To end the four-year-long civil war in Yemen, the government and rebels are going to start a peace talk. The peace talks will be held at European country, Sweden. The peace talk is backed by the United Nations. But nobody expects a breakthrough at the meeting. But at least both parties will accept a ceasefire, the diplomats believe.
Yemen’s Saudi-backed government and the Huthi rebels, linked to Riyadh’s arch-rival Iran, will be the first since 2016 when more than 100 days of negotiations failed to end a war that has now claimed at least 10,000 lives. The war has thrown 14 million people to famine and poverty.
The government and Huthis on Tuesday agreed to a prisoner swap, to be overseen by the International Committee of the Red Cross, after the Sweden talks. Saudi Arabia and its allies also allowed the Huthis to evacuate 50 wounded rebels from Sanaa for medical treatment in Oman. The two sides not due to sit down at the negotiating table together.

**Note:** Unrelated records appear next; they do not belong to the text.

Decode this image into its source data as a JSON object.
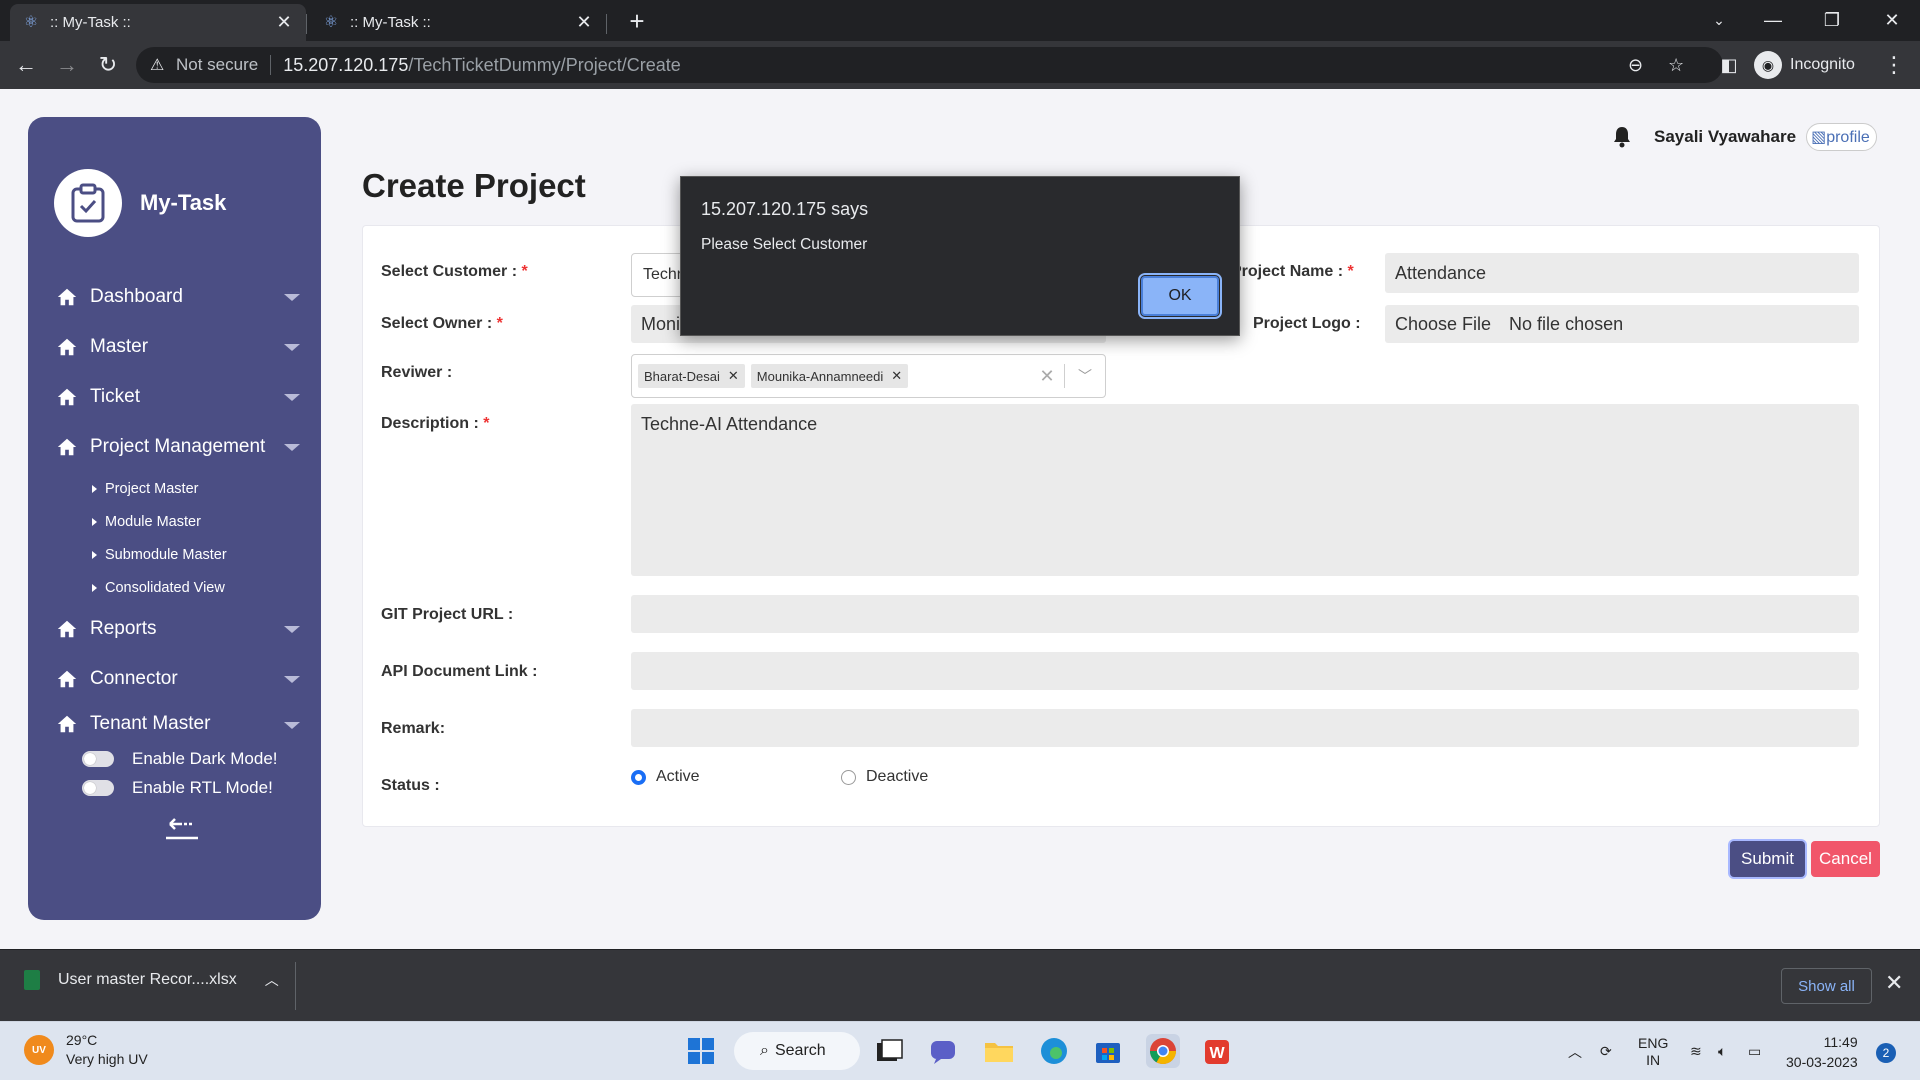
{
  "browser": {
    "tabs": [
      {
        "title": ":: My-Task ::",
        "active": true
      },
      {
        "title": ":: My-Task ::",
        "active": false
      }
    ],
    "security_label": "Not secure",
    "url_host": "15.207.120.175",
    "url_path": "/TechTicketDummy/Project/Create",
    "profile_label": "Incognito"
  },
  "sidebar": {
    "brand": "My-Task",
    "nav": [
      {
        "label": "Dashboard"
      },
      {
        "label": "Master"
      },
      {
        "label": "Ticket"
      },
      {
        "label": "Project Management"
      }
    ],
    "sub_items": [
      {
        "label": "Project Master"
      },
      {
        "label": "Module Master"
      },
      {
        "label": "Submodule Master"
      },
      {
        "label": "Consolidated View"
      }
    ],
    "nav_after": [
      {
        "label": "Reports"
      },
      {
        "label": "Connector"
      },
      {
        "label": "Tenant Master"
      }
    ],
    "toggles": [
      {
        "label": "Enable Dark Mode!"
      },
      {
        "label": "Enable RTL Mode!"
      }
    ]
  },
  "header": {
    "username": "Sayali Vyawahare",
    "profile_alt": "profile"
  },
  "form": {
    "title": "Create Project",
    "customer_label": "Select Customer :",
    "customer_value": "Techneai",
    "owner_label": "Select Owner :",
    "owner_value": "Monika Dilip Kolpe",
    "reviewer_label": "Reviwer :",
    "reviewers": [
      "Bharat-Desai",
      "Mounika-Annamneedi"
    ],
    "description_label": "Description :",
    "description_value": "Techne-AI Attendance",
    "project_name_label": "Project Name :",
    "project_name_value": "Attendance",
    "project_logo_label": "Project Logo :",
    "choose_file": "Choose File",
    "no_file": "No file chosen",
    "git_label": "GIT Project URL :",
    "git_value": "",
    "api_label": "API Document Link :",
    "api_value": "",
    "remark_label": "Remark:",
    "remark_value": "",
    "status_label": "Status :",
    "status_options": [
      {
        "label": "Active",
        "selected": true
      },
      {
        "label": "Deactive",
        "selected": false
      }
    ],
    "submit": "Submit",
    "cancel": "Cancel"
  },
  "dialog": {
    "title": "15.207.120.175 says",
    "message": "Please Select Customer",
    "ok": "OK"
  },
  "downloads": {
    "file": "User master Recor....xlsx",
    "show_all": "Show all"
  },
  "taskbar": {
    "uv_badge": "UV",
    "temperature": "29°C",
    "weather": "Very high UV",
    "search": "Search",
    "lang_line1": "ENG",
    "lang_line2": "IN",
    "time": "11:49",
    "date": "30-03-2023",
    "notifications": "2"
  },
  "colors": {
    "sidebar": "#4b4e84",
    "submit": "#4b4e84",
    "cancel": "#f1566a",
    "required": "#e33333",
    "radio_active": "#1a6ef5"
  }
}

The Huthis hail from what was once an independent northern Yemen and today control the capital, Sanaa, along with the Red Sea city of Hodeida, home to the impoverished country’s most valuable port. The government of President Abedrabbo Mansour Hadi is now based in the province of Aden in the south — an area home to government loyalists, Islamists, and a strong separatist movement.